我似乎是体弱多病的孩子。腮腺炎就得了四次,听说一般人一辈子只得一次,肺炎也得过一次,我都以为自己死定了。并且一到春天就会出各式各样的皮肤过敏,从肿包到斑疹,一直出到盛夏时分。然后接班的就是贫血和头晕,晕得起不了床,加上慢性的呕吐和腹泻,于是每年打针吃药不断,活脱脱一个药罐子。母亲经常带我去医院,有牌的、无牌的、跳大神都去过,我的样子经常不是糊了一脸黑就是贴两耳膏药。尽管如此我还是十分羸弱,父亲说这是母亲过于溺爱的缘故,所以我弱不禁风。 
母亲的确是想成为一个服装设计师的。她有空就会画很多穿稀奇古怪式样的小人儿,也会画一些很认真细致的人像。母亲那个年代的美术具有鲜明的俄罗斯风格,透视准得可以用尺量。母亲喜欢画我的速写,常常叫我呆住不动。这是十分辛苦的,因为我不出一分钟就会想办法左抓右挠就是不肯老实呆着。或者母亲会搬出一张很老的油画,看上很久。那是一副青年肖像,虽然只有大概形也散发着光芒那本来就是一张很有光感的画。母亲常常把画挂在明亮的地方,把所有作画工具一字摊开,一坐就是一上午,很久才有可能动手改一笔。我一直也想知道,这幅画完成后青年的面目。 

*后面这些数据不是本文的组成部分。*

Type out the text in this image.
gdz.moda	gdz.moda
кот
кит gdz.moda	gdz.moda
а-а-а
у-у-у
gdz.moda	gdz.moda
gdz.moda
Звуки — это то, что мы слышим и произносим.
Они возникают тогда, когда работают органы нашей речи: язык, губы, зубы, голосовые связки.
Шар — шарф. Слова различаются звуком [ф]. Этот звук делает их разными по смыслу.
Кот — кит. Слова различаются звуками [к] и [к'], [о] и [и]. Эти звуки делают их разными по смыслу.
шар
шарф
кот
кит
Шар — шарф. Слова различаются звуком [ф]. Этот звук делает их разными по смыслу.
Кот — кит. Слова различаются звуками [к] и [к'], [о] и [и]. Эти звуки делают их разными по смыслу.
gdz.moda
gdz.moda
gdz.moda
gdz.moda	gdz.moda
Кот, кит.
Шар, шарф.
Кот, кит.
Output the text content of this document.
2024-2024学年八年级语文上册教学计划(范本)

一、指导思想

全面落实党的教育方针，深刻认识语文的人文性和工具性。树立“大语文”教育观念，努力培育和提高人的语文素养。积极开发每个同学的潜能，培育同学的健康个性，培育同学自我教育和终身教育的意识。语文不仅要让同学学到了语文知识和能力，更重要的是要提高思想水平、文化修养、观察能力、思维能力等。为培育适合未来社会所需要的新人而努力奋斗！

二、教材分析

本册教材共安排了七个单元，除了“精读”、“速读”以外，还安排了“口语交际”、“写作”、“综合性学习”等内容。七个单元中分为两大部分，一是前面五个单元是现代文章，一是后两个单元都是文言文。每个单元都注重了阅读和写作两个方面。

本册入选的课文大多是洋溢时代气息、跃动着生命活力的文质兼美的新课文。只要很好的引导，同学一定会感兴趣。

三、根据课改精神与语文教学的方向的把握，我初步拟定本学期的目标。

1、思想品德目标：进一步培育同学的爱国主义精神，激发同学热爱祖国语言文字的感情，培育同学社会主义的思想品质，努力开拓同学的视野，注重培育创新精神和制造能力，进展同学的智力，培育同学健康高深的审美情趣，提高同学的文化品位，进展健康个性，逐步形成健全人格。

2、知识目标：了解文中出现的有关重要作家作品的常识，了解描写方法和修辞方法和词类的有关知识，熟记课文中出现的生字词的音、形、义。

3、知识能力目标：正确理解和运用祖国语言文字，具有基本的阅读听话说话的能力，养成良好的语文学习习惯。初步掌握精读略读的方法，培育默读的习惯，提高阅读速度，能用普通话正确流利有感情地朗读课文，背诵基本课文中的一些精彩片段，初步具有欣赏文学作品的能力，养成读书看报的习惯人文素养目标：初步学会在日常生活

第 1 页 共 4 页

我家院子里有一棵古老的树。没有人知道是什么树种,因为它不开花不结果,入春以后虽然也会染上绿意,却也不能有参天绿荫,夏夜母亲带着我在院子里纳凉,可以从枝叶间看见明亮得如白昼一般的月亮。 
“小群,你觉得幸福吗?” 
母亲用蒲扇轻轻给我赶蚊子,凉风阵阵令人睡意重重。我迷茫地看母亲,不明白她的所指。 
“妈妈觉得幸福。”母亲温柔地笑着,“因为小群,因为爸爸,只要我们三人永远在一起,妈妈永远都会幸福。小群也是这样的吗?” 
“恩。” 
我点着头,母亲觉得幸福的话,我也就幸福了。 
我们的幸福相当简单,在一起就可以拥有了。 




我没有进军区附属的幼稚园,还是得在附小里念小学。除了第一天以外,我没有哪一天愿意一大早跑去那个鬼地方的。虽然这个学校一无是处,但有一点我还是蛮喜欢的,那就是在下课时欺负参谋长的女儿。参谋长的女儿的确撞破过头,但人一点也没有变笨的迹象,一直是班上的第一名。所谓的欺负,是因为她留了一根大辫子,我一旦闲着就忍不住要拉它一下,等着她尖叫并且涨红的脸。虽然这样很好玩但过不了多久她就会跑去老师那里告状,当然这对于我无甚大影响,可是她会因此哭得稀里哗啦。她哭起来是相当烦人的,而且越哭越厉害,秘诀就是让她一个人呆着,过不了多久它就会自动停止了。